Some productivity snippets

I’ve shown previously various iterations of this chart, real GDP per hour worked for New Zealand and Australia.

real GDP phw july 17

It isn’t exactly an encouraging picture for New Zealand.   Then again, it is also a bit surprising.  For all of New Zealand’s underperformance over the decades, we haven’t usually diverged that badly from Australia over such a short period (the last four years or so).

That chart is for the whole of each economy, and just uses a crude measure of total hours worked.  The ABS and SNZ also produce annual data –  with quite a lag – in which they look only at the more readily measureable market sector of the economy (from memory around 85 per cent of the economy) and also attempt to adjust for changing labour quality over time (eg improvements in education and thus, in principle, human capital).

Here is that chart for labour productivity, indexed to 1000 in 1997/98, the first year for which the data are available for both countries.

market sector LP

The picture is much the same –  a new large gap has opened, in Australia’s favour, in the last few years.

Presumably part of those measured productivity gains in Australia reflects the massive private sector investment boom in the minerals and energy sectors that peaked back in 2011/12.

But out of curiosity I wondered how Australia had done recently relative to other advanced economies.    Using annual data from the OECD, percentage total growth in real GDP per hour worked over the five years 2011 to 2016 had been as follows:

Australia                                  5.3%

OECD Total                              6.3%   (and OECD median country, 5.7%)

G7                                              5.5%

EU                                              4.3%

Even the euro-area as a whole (2.5 per cent) just beat out New Zealand (2.3 per cent).     In that light, Australia’s relatively strong productivity performance didn’t look so anomalous at all.

Over that five year period, these are the OECD countries that managed more than 10 per cent productivity growth:   Estonia, Hungary, Korea, Latvia, Poland, Slovakia, and Turkey.    In fact every single one of the emerging OECD countries (the former eastern bloc countries and Korea) –  all with lower initial levels of productivity than New Zealand – managed stronger productivity growth than New Zealand did.   All but Slovenia had faster productivity growth than Australia.    That is what convergence –  supposedly the goal for New Zealand –  is supposed to look like.

Of course, several of these emerging countries had had a much worse experience –  even on productivity, which often isn’t very cyclical –  than New Zealand over the crisis/recession period around 2008/09.   But even if one looks at, say, the last decade as a whole, they are mostly catching up (often quite rapidly) and we are not.  In fact, relative to Australia –  typical closest comparator, and the place where so much of the New Zealand diaspora dwells –  we are getting further behind.

I ran a chart a few weeks ago about how low investment has been in New Zealand.  As I noted of business investment it “is now smaller as a share of GDP than in every single quarter from 1992 to 2008.   And this even though our population growth rate has accelerated strongly, to the fastest rate experienced since the early 1970s.”

Of course, an important story out of Australia is how business investment has fallen back since the peak of the mining investment boom.   Here is the business investment proxy (total investment less general government investment less residential investment) for the two countries.

bus investment aus and NZ

Business investment in Australia, as a share of GDP, has fallen very dramatically over the last few years.   But it was a very big boom –  we had nothing of the sort in New Zealand.  And even at current levels, Australia’s busines investment still materially exceeds the share of GDP devoted to business investment in New Zealand.  In fact, the gap between the two lines isn’t that dissimilar to the typical gaps that prevailed before the mining investment boom got underway in the mid 2000s.

Then again, over the last 25 years Australia’s population growth has averaged a little faster than New Zealand’s.   All else equal, faster population would generally require a larger share of current GDP to be devoted to business investment just to maintain the average quantity of capital per worker.

But here is the chart of the two countries’ population growth rates

popn growth aus and nz

Australia’s current population growth rate (1.5 per cent) isn’t much above the 25 year average (1.3 per cent).
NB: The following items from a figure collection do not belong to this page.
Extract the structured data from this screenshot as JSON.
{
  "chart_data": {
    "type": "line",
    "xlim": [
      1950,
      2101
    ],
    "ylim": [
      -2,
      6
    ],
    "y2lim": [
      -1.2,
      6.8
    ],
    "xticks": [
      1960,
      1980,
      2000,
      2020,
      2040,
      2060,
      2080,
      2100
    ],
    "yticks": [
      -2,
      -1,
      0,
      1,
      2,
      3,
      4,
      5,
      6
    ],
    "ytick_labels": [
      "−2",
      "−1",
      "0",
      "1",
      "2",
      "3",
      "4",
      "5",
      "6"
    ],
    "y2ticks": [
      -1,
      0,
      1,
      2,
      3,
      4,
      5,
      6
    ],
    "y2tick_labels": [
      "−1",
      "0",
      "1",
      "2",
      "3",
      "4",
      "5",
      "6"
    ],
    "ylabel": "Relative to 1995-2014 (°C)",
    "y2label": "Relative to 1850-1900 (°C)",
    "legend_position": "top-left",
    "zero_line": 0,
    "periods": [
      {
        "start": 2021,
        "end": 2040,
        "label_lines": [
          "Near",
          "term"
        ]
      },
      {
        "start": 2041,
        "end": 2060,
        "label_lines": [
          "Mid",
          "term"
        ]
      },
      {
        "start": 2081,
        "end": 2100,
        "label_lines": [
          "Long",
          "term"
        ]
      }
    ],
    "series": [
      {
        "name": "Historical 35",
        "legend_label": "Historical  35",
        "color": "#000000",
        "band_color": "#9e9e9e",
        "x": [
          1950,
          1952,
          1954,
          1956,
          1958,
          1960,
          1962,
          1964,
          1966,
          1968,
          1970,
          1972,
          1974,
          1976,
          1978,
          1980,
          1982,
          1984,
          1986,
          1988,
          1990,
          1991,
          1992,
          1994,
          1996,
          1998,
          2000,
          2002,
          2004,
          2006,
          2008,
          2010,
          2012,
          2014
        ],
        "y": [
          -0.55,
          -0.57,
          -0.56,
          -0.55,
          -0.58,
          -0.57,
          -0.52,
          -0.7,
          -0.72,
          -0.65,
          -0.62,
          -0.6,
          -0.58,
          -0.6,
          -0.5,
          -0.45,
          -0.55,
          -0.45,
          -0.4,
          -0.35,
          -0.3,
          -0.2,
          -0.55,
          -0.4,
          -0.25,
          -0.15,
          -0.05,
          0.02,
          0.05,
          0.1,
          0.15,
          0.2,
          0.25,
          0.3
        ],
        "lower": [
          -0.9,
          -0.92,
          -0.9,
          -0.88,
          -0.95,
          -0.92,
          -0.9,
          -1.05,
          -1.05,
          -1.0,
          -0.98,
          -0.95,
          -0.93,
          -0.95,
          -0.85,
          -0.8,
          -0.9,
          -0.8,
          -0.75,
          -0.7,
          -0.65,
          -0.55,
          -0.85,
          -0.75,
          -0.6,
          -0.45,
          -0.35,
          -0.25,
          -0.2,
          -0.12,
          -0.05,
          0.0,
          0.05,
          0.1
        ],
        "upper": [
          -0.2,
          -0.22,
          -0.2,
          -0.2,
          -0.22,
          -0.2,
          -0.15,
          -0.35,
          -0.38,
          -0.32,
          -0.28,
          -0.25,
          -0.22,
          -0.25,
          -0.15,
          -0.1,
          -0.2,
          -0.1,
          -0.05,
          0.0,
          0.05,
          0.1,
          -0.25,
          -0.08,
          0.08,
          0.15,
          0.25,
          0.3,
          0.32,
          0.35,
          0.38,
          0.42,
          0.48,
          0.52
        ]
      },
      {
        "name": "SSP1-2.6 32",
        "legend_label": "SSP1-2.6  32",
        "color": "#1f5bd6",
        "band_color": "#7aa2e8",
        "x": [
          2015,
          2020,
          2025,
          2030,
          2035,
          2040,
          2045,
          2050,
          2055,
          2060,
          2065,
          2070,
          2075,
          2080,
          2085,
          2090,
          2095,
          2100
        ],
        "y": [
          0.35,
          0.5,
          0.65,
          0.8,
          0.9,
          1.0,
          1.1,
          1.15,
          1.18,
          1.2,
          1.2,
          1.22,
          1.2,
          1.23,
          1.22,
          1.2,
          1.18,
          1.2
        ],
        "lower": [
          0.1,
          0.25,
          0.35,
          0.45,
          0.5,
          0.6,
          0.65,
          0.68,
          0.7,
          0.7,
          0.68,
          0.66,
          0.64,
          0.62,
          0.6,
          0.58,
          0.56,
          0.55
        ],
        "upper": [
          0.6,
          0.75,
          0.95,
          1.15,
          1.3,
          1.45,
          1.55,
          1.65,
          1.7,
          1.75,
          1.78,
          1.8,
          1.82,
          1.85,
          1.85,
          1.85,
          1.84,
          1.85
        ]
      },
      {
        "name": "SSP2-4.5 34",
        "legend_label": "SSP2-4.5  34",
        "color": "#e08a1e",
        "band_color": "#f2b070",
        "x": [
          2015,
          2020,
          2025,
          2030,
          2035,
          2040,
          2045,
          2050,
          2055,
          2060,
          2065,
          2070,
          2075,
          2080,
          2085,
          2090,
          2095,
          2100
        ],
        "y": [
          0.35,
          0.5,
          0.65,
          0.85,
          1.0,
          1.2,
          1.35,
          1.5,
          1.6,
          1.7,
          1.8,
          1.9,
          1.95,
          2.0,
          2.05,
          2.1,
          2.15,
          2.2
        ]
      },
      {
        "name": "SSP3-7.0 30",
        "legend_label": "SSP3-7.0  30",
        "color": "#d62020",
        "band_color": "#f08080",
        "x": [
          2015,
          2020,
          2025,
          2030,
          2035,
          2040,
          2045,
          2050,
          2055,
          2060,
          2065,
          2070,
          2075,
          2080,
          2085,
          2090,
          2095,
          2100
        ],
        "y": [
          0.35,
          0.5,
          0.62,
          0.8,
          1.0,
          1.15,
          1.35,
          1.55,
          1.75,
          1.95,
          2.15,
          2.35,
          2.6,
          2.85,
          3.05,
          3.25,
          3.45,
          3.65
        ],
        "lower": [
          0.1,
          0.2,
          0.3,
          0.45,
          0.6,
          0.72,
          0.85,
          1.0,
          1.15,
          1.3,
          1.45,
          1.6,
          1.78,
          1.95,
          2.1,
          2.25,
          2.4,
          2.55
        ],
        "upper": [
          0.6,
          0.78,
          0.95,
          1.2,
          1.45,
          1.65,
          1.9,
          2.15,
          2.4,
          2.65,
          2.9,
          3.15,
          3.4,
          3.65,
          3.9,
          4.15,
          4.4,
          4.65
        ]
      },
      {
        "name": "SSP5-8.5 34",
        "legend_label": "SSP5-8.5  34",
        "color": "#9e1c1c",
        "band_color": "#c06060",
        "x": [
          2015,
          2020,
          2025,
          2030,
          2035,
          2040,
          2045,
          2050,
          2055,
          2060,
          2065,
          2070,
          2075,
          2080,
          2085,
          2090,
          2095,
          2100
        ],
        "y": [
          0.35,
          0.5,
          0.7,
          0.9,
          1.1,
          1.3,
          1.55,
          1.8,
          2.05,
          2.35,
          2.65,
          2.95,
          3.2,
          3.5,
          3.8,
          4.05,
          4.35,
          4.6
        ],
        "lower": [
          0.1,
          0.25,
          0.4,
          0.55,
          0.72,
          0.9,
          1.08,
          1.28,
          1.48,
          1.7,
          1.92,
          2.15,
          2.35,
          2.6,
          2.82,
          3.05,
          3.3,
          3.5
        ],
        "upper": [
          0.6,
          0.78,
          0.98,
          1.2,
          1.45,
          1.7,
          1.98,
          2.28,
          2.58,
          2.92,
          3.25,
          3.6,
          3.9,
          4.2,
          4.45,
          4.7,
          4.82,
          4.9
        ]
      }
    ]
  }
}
In New Zealand, the average population growth rate over the last 25 years has been 1.2 per cent, but in the last 12 months the population has increased by 2.1 per cent.     We have lots (and lots) more people, but firms presumably have not been finding it profitable to increase investment (on average across the whole economy), in ways that might suggest some possibility of the sort of productivity growth that might finally allow New Zealand to join the club of fast-growing countries, catching up to the wealthier countries in the OECD.

Not that our politicians give any sense of being worried.  An ill-governed place like Turkey –  not richer or more productive than New Zealand in our entire modern history –  might shortly go past us.   Countries that labour under communist regimes thirty years ago might go past us.  But none of our leaders seems to care. None of our parties has a platform that suggests they care, let alone offering a programme that might make a real difference.